The final movement marked "Allegretto alla barbaresca" features technical difficulties comparable with those of the first movement, including larger leaps and a more pervasive use of 3-against-4 polyrhythms. One passage contains the unique marking 'quasi-ribeche', i.e. like rebecs, a medieval stringed instrument derived from the Arabic rebab.

==Orchestration==
The first movement of the Concerto was orchestrated by Karl Klindworth. A first version was made in 1872 (the ms. is now in the library of the Royal College of Music in London), and was apparently submitted to Alkan himself shortly before the latter's death, having already been approved by Hans von Bülow. Klindworth produced a second version, which was performed in Berlin in 1902 with Klindworth conducting, the soloist being José Vianna da Motta, to whom this version was dedicated.

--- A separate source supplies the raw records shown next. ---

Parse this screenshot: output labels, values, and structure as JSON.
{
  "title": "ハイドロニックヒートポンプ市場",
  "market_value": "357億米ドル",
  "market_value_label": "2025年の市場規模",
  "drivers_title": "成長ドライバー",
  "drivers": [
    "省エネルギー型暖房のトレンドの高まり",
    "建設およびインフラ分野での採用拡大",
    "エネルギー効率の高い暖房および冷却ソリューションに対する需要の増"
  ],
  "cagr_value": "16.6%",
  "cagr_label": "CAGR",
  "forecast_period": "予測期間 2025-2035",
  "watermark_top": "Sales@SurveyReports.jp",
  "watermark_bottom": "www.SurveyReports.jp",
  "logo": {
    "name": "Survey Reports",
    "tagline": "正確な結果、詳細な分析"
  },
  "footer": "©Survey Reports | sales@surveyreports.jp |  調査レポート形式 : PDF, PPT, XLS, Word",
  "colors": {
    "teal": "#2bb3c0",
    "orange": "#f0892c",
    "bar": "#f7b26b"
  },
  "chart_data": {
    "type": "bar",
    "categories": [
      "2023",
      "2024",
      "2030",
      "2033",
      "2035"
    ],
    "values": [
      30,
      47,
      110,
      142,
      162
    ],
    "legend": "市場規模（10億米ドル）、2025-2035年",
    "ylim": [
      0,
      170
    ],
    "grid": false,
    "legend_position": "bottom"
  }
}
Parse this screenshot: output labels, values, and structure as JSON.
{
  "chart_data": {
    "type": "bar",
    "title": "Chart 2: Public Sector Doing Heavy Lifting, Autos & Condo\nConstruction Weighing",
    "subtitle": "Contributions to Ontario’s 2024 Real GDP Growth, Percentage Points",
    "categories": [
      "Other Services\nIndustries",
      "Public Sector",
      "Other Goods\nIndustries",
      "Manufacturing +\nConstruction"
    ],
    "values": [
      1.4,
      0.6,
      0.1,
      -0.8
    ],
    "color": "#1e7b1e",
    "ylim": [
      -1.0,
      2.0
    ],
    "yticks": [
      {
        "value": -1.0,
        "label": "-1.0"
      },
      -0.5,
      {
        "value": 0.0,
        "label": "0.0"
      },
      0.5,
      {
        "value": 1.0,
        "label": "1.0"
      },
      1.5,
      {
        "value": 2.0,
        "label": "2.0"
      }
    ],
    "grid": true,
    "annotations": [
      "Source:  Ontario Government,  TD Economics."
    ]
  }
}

The orchestrated version takes considerable liberties with the original, with many passages extended, truncated or altered. Other attempts at orchestrating the Concerto were made by Alkan's possible son Élie-Miriam Delaborde and by the American composer Mark Starr. A recording of Klindworth's 1902 version was issued in 1997 by Naxos Records with Dmitry Feofanov as soloist. (Note: Naxos 8.553702)

==Discography==
There are now a number of recordings of the work; notable ones include those by Jack Gibbons, Marc-André Hamelin, John Ogdon, Mark Latimer, Ronald Smith, Stephanie McCallum, Vincenzo Maltempo, Paul Wee and Stéphanie Elbaz.